4. Segundo as diretrizes fixadas pela Terceira Turma desta Corte, diante da existência de indícios de que o devedor possui patrimônio expropriável, ou que vem adotando subterfúgios para não quitar a dívida, ao magistrado é autorizada a adoção subsidiária de medidas executivas atípicas, tal como a apreensão de passaporte, desde que justifique, fundamentadamente, a sua adequação para a satisfação do direito do credor, considerando os princípios da proporcionalidade e razoabilidade e observado o contraditório prévio (REsp 1.782.418/RJ e REsp 1788950/MT, Rel. Ministra NANCY ANDRIGHI, TERCEIRA TURMA, julgados em 23/4/2019, DJe 26/4/2019).

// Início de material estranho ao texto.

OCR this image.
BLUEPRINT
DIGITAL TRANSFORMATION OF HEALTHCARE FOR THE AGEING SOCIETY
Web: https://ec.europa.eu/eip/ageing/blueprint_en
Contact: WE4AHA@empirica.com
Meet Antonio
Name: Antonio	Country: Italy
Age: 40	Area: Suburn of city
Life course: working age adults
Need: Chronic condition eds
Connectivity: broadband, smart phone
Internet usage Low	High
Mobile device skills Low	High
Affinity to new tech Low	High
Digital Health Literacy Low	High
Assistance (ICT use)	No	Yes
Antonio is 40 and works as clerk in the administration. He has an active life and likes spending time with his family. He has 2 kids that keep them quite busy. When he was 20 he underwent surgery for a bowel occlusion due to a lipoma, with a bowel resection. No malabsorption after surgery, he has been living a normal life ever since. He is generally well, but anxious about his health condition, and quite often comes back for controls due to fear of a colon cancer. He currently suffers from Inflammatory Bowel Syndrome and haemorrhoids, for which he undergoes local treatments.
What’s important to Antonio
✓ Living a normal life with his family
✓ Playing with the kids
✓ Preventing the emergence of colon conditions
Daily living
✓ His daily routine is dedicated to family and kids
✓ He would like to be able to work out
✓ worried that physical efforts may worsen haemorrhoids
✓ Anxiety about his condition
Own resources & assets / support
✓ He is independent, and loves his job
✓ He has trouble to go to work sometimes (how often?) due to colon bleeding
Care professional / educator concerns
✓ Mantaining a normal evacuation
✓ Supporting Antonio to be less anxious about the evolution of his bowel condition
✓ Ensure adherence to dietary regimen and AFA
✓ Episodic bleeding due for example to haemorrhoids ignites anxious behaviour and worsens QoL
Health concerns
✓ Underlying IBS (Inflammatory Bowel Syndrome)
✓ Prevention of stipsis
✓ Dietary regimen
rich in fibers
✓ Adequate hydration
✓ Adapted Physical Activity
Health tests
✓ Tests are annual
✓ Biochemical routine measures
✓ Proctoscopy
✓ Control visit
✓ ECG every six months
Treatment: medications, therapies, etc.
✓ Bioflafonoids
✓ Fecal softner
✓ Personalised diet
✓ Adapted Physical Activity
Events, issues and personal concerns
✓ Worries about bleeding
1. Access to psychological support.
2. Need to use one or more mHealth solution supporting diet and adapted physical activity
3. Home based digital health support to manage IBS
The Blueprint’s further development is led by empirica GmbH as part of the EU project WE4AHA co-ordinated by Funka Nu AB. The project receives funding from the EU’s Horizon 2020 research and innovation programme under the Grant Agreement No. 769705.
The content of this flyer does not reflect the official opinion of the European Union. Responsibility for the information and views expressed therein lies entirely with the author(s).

5. In casu, a Corte estadual analisou a questão nos moldes estatuídos pelo STJ, não se denotando arbitrariedade na medida coercitiva adotada com fundamento no art. 139, IV, do CPC, pois evidenciada a inefetividade das medidas típicas adotadas, bem como desconsiderada a personalidade jurídica da empresa devedora, uma vez constatada a sua utilização como escudo para frustrar a satisfação do crédito exequendo.

6. Ausência, ademais, de indicação de meio executivo alternativo menos gravoso e mais eficaz pelos executados, conforme lhes incumbia, nos termos do parágrafo único do art. 805 do CPC/2015.

7. HABEAS CORPUS NÃO CONHECIDO, INEXISTINDO SUBSTRATO PARA O DEFERIMENTO DA ORDEM DE OFÍCIO. (STJ, 3ª Turma, HC 558.313/SP, rel. Min. Paulo de Tarso Sanseverino, não conheceram do habeas corpus e indeferiram a ordem de ofício, votação unânime, j. 23.06.2020, sem os destaques).

Em suma, os sócios acabaram sofrendo restrições para viajar ao exterior em razão dos efeitos de uma obrigação que originariamente era da pessoa jurídica da qual fazem parte. Portanto, os efeitos das obrigações, na desconsideração da personalidade jurídica, são estendidos apenas para o patrimônio dos sócios mas também para a pessoa física dos sócios.

Agora, é forçoso reconhecer que a decisão do Superior Tribunal de Justiça tem tudo para ser inócua, pois a restrição para viajar ao exterior em tempos de pandemia e com a dificuldade que os brasileiros estão tendo para serem aceitos em outros países atinge quase todos nesse momento (e não apenas os sócios da pessoa jurídica executada).